Fine Art

Gustave Loiseau

French, 1865-1935

L'avant-port de Fecamp'

Circa 1925
oil on canvas
19 1/2 x 24 inches (48 x 61 cm)
Framed: 28 x 32 inches (71 x 81)
Signed lower left: G. Loiseau

Provenance:

Walter Klinkhoff Gallery, Montreal
Private Collection, Palm Beach, Acquired from the above, c.1970
Sothebys, NY, November, 2005, sold for $84,000
Private Collection, USA
This painting is sold with a Certificate of Authenticity from Didier Imbert.

Gustave Loiseau was born in Paris in 1865. He spent a year at the Ecole des Arts Decoratifs in Paris and then entered the studio of the French landscape painter Fernand Just Quignon in 1889.  The following year, he moved to Pont-Aven in Bretagne where he came into contact with members of the Pont-Aven School and artists like Maxime Maufra, Henri Moret, and Emile Bernard.

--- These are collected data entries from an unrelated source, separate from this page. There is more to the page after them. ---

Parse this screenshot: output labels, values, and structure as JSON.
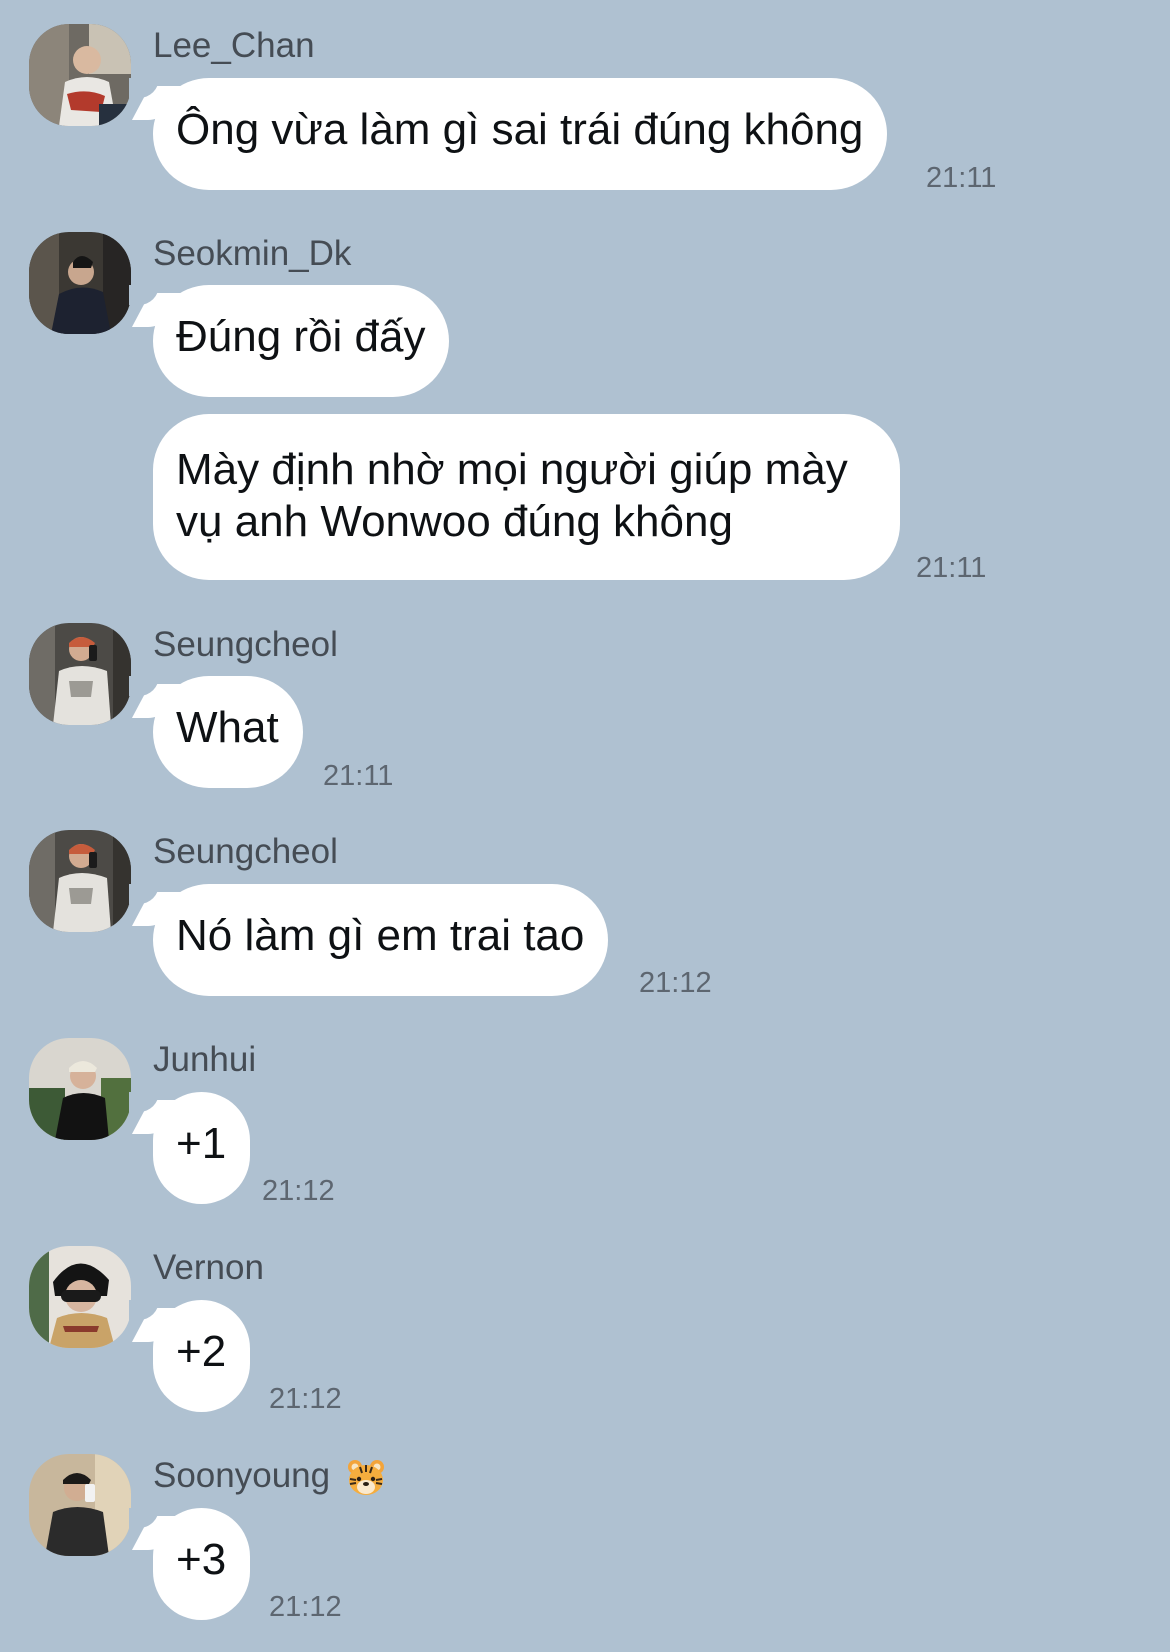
{
  "messages": [
    {
      "sender": "Lee_Chan",
      "text": "Ông vừa làm gì sai trái đúng không",
      "time": "21:11"
    },
    {
      "sender": "Seokmin_Dk",
      "text": "Đúng rồi đấy",
      "time": ""
    },
    {
      "sender": "",
      "text": "Mày định nhờ mọi người giúp mày vụ anh Wonwoo đúng không",
      "line1": "Mày định nhờ mọi người giúp mày",
      "line2": "vụ anh Wonwoo đúng không",
      "time": "21:11"
    },
    {
      "sender": "Seungcheol",
      "text": "What",
      "time": "21:11"
    },
    {
      "sender": "Seungcheol",
      "text": "Nó làm gì em trai tao",
      "time": "21:12"
    },
    {
      "sender": "Junhui",
      "text": "+1",
      "time": "21:12"
    },
    {
      "sender": "Vernon",
      "text": "+2",
      "time": "21:12"
    },
    {
      "sender": "Soonyoung",
      "sender_emoji": "tiger-face-emoji",
      "text": "+3",
      "time": "21:12"
    }
  ],
  "colors": {
    "background": "#afc1d1",
    "bubble": "#ffffff",
    "sender_text": "#454c54",
    "time_text": "#5d6670"
  }
}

He also came into contact with Paul Gauguin in 1894 upon the latter’s return from Tahiti.  His subsequent works possess a greater sense of structure and feature freer brushstrokes.

Loiseau spent time in Etretat, best known for its cliffs and famous natural arch in the early years of the century. This landscape has been a constant source of inspiration for a variety of important nineteenth and twentieth century artists including Courbet, Boudin, Monet, and Matisse. In our work, Loiseau captures one of the most famous arches seen from the town, Porte d’Amont. The painting showcases his impressionistic brushwork of blues, purples, and white highlights while the grand Porte d’Amont, which dominates the right portion of the composition, provides the painting with structure and stability.  Amidst the lively and free brushwork, the viewer’s gaze is drawn to the sketchily rendered, anonymous figures on the beach. 

Loiseau enjoyed an active artistic career exhibiting in1895 at the Salon de la Societe Nationale des Beaux-Arts and in 1893 at the Salon des Independants.  Between 1890 and 1896 he regularly exhibited at the Post Impressionist shows and from 1903 to 1930 at the Salon d’Automne. 

Loiseau’s paintings can be found today in important collections on both sides of the Atlantic, including the Art Institute of Chicago, Metropolitan Museum of Art in New York, Musee d’Orsay in Paris and the Thyssen-Bornemisza Museum in Madrid.